To find out more about the downsides of working at Apple we turned to Glassdoor.com, a job website that asks employees from thousands of companies to review their employers anonymously.
We went through hundreds of reviews on Glassdoor from current and former Apple employees over the past year and pulled out some of the more common complaints.
It's no secret that Apple is an incredibly secretive company and only intends to get more secretive in the future. Apparently this drives some employees at the company crazy.
One Apple inventory specialist wrote that the 'need for secrecy sometimes means doing work twice when changes happen in schedule or releases.' Another employee who works as an engineering product manager in Cupertino griped that 'the need for secrecy makes for special challenges in trying to coordinate cross-functionally.'
Some employees noted that on a more basic level, excessive secrecy makes it impossible to know exactly why you've been asked to do a certain assignment. Your only option is just to do it blindly.
Some current and former employees complained about dealing with coworkers who are arrogant. As one senior software engineer put it, 'Most engineers have an inflated view of their abilities and it shows in their attitude.'
Based on the employee reviews we read, it looks like Apple's human resources department leaves much to be desired. One manager at Cupertino said that 'HR is useless,' and several employees complained that performance reviews take forever, if they happen at all.
Many employees complained about Apple's perks, or the lack of them. One QA engineer said there were no free lunches or gyms at Apple, while a software engineer said the perks were definitely not on par with those offered at Google or Facebook.

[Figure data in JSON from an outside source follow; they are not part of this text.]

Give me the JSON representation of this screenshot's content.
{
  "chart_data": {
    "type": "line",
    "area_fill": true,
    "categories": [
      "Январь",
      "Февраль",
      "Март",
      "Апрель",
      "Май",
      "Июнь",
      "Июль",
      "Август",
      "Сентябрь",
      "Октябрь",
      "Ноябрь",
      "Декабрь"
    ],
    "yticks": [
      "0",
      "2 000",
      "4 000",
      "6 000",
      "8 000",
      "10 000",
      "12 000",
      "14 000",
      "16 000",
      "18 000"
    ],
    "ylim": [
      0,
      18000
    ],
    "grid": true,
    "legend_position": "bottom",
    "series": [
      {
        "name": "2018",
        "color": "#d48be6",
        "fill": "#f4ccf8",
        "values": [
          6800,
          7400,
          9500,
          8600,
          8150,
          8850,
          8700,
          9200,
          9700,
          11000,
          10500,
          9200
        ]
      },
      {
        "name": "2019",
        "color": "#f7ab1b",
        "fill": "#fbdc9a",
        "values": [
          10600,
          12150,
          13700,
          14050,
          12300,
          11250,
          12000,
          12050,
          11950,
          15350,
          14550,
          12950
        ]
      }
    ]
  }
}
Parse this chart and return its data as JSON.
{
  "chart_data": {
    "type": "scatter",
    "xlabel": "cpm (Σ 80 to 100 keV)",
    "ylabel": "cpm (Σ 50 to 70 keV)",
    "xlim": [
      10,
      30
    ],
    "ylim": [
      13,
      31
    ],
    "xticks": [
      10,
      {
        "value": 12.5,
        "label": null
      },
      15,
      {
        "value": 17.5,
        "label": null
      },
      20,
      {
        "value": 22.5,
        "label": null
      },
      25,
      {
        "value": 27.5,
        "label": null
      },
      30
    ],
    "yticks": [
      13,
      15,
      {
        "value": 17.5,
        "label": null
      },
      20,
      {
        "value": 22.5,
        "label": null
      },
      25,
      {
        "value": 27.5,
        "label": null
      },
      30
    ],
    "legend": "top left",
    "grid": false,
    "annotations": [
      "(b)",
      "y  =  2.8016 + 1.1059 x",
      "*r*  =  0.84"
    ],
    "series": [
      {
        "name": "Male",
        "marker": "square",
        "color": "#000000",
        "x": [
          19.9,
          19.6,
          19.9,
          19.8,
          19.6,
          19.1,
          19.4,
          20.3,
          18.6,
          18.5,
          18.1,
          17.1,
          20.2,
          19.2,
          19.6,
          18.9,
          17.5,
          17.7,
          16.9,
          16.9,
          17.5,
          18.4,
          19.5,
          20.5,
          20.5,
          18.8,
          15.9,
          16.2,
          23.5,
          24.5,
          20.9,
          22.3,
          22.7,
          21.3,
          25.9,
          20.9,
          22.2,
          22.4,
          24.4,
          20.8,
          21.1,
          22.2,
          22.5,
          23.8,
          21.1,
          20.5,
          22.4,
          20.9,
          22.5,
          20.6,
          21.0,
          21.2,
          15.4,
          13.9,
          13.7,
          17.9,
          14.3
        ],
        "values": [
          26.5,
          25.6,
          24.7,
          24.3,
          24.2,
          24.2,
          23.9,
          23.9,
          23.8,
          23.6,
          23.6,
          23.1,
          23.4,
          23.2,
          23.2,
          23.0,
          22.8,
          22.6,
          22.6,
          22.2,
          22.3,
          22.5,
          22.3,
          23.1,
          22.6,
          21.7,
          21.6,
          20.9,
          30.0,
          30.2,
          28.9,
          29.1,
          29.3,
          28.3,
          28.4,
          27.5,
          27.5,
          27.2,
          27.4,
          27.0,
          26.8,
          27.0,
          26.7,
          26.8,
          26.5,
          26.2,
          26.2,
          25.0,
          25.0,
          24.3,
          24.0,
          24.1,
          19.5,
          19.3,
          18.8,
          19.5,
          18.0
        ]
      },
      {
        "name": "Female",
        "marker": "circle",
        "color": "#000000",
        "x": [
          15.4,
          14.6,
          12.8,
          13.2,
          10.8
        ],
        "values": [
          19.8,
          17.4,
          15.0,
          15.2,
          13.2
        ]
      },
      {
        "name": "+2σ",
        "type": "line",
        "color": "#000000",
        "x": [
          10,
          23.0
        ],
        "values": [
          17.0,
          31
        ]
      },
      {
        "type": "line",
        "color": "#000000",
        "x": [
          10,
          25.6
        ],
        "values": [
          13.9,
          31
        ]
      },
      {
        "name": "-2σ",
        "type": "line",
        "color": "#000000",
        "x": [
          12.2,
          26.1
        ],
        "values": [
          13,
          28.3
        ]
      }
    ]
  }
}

Then again, Apple's philosophy all along has been that the opportunity to do great work that can impact people should be viewed as the ultimate perk. Still, it seems some employees want more.
Employees from departments throughout the company ranging from retail advisors to engineering managers complained of long hours and inflexible schedules that make it all but impossible to attain some semblance of work/life balance.
As one current engineer put it, 'It's like wearing a badge of honour to diss your family in favour of a weekend at the office. Clearly the solution is to hire more personnel, but why do that when you can work your engineers 6-7 days a week 6-8 months out of the year.'
Several employees expressed frustration at how hard it can be to land a promotion at Apple.
As one production designer in Cupertino explained, 'There is almost zero opportunity to move up -- even if your the best. Apple is plagued with hiring externally instead of promoting internally. recruiters WILL low ball you if your offered a spot, so be prepared for a fight.'
To make matters worse, some also complained that it's difficult just to get a raise. 'Raises are small or non-existent,' wrote one software QA engineer at the company.
Low salaries were a particularly common complaint from Apple employees on Glassdoor, primarily from those who identified as working in Apple's retail stores, but also from business specialists, IT professionals and others at the company. That said, many positions at Apple do pay better than average.
Multiple employees have complained in recent months that bureaucracy is starting to creep in at Apple, making it a less pleasant place to work. One software engineer complained in May of 'having to deal with growing and encroaching bureaucracy.'
This matches up with a recent report from Fortune's Adam Lashinsky that certain divisions in Apple feel they are being interfered with more by executives now than when Steve Jobs was in charge.
There weren't any complaints about Apple's top executives as far as we could see, but several employees did express frustration with middle management at the company.
As one Apple campus representative wrote, 'Senior management was great, but middle manager was a nuisance.' Another employee, identified as a global commodity manager, put it even more strongly than that, noting that there is a 'lack of experienced middle level manager, making organic long-term development for the entire company.. somehow hard.'
Steve Jobs was fond of taking other people's ideas at the company and effectively claiming them as his own (intentionally or not) and it seems this tradition has spread to other employees at Apple.
One Apple senior engineer noted, 'Good ideas are always welcome, but don't act surprised when yours are put down at first and later get presented by somebody else than you, in a meeting where you are not invited.' Ouch!
There were more than a few frustrated employees noting in their reviews that Apple has zero tolerance for mediocrity, which only adds to the stress of working at the company.
As one employee wrote, 'There is no room for mediocrity's at Apple. If you're not an 'A' performer, it will become apparent all too soon and you'll be down the road at Google.'
More than most of the other complaints on this list though, you could argue this is actually one of Apple's big strengths. Steve Jobs always said he wanted grade A players, and it seemed to work out pretty well for the company.